Perhaps working from home during the pandemic inspired you to start a business. As any self-employed individual knows, there’s nothing quite like being your own boss.

Self-employment means you can work from almost anywhere, set your own hours and make other important decisions as you chase your big dream. At the same time, people who are self-employed may worry about securing financing for other investments, such as buying a home. Rest assured that self-employment is not a hurdle toward homeownership.

It’s true that W-2s and other related documents can streamline the mortgage application process and are immediately made available by employers. People who are self-employed, however, will need to do a little extra groundwork.

If your self-employed and dream of owning your own home, here are some mortgage essentials to keep in mind for the road ahead.

Documents you will need

Entrepreneurs who have at least a 25% stake in a business fall under the self-employed category. In this case, you will be asked by the lender to provide proof of income that can cover every expense, including the mortgage.

Given the pandemic and the unique situation of each self-employed applicant, lenders might require different documents that speak to the business’s financial standing. Generally, applicants should be prepared to provide at least two years of tax returns, personal and business bank statements covering three to six months, year-to-date profit and loss statement and verification that the business is currently up and running.

The big factor

Lenders are happy to work with anyone dreaming of owning a home. Given the lender’s substantial financial stake, all applicants must demonstrate an ability to be responsible for the size of the loan and the monthly payment. But as a self-employed individual, your applications will require a few extra steps.

Your financial stability is the primary factor. Depending on your type of business, seasonal financial ups and downs are expected. That’s why it’s important to show multiple years of financial history so lenders can see the entire picture.

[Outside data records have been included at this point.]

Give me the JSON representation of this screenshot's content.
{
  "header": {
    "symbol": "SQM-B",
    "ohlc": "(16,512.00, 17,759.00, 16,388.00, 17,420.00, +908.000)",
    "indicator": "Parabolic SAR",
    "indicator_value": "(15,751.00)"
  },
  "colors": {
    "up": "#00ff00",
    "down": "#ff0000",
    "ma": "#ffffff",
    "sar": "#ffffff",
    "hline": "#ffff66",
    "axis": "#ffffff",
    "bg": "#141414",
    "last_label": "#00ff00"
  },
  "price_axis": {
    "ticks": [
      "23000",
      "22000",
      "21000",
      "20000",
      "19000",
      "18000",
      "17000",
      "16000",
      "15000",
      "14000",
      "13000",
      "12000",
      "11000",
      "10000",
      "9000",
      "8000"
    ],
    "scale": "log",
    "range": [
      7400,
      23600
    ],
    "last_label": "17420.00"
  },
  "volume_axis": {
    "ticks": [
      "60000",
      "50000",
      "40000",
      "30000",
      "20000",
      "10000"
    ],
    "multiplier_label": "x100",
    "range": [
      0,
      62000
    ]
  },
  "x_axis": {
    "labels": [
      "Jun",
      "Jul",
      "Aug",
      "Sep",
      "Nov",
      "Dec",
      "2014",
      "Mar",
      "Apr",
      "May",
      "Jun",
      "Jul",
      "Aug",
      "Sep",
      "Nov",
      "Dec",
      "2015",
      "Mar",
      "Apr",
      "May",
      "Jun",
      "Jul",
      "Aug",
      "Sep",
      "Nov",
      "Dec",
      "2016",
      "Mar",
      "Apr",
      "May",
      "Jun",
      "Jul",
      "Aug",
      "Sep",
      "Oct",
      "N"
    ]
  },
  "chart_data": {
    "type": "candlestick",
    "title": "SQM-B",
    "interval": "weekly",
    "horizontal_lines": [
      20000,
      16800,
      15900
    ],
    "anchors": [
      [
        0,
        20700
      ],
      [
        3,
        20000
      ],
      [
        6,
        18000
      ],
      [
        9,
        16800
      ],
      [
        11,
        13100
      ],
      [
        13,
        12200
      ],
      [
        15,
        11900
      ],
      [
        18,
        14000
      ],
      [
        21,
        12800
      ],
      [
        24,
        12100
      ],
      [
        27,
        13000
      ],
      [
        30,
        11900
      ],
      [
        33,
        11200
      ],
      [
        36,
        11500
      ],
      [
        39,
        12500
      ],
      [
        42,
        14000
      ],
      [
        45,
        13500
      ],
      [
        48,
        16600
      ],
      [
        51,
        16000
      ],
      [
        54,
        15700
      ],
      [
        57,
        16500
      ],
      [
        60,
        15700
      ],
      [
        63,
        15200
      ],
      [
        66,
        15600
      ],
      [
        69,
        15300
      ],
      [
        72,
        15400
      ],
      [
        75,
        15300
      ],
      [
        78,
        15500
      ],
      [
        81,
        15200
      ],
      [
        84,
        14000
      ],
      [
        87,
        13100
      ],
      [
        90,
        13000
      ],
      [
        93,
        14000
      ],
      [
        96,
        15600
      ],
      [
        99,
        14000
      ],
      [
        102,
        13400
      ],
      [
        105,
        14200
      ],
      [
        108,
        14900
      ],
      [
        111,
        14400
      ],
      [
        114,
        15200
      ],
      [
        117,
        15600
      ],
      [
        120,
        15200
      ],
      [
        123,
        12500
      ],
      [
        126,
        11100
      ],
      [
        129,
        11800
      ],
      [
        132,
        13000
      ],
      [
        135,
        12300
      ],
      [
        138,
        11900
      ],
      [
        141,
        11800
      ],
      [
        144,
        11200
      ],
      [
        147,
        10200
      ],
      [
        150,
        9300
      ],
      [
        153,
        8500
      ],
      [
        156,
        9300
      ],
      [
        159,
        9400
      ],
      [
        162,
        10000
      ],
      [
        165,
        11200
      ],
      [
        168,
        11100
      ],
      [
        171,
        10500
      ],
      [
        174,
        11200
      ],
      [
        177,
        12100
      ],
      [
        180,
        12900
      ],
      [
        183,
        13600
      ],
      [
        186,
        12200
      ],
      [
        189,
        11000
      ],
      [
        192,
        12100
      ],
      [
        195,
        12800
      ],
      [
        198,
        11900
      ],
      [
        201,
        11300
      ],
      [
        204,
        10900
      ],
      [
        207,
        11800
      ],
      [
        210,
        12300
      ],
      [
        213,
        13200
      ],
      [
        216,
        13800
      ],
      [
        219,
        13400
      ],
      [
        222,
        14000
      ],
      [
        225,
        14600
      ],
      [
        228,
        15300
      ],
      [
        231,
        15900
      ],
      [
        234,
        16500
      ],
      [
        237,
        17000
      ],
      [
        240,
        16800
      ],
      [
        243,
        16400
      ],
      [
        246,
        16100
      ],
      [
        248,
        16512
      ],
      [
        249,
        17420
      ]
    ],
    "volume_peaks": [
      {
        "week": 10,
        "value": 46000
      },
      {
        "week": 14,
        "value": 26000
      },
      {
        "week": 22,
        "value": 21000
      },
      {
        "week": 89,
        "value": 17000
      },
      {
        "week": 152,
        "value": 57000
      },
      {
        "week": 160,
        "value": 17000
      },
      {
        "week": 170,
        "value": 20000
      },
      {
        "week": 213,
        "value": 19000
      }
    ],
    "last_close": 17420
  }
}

Underwriters will conduct a cash-flow analysis from your various income sources, including net profits, interest and other earnings. The lending team will carefully calculate how much you qualify for based on your financial health.

Prepare for success

Business owners can increase their chances of getting a loan they want in a few easy steps. They can scale back on write-offs, for instance, to boost their qualifying income for a loan.

And just like other consumers, self-employed individuals can work on their loan prospects by improving their credit score, securing a large down payment, holding off on any major purchases and practicing other money-saving measures.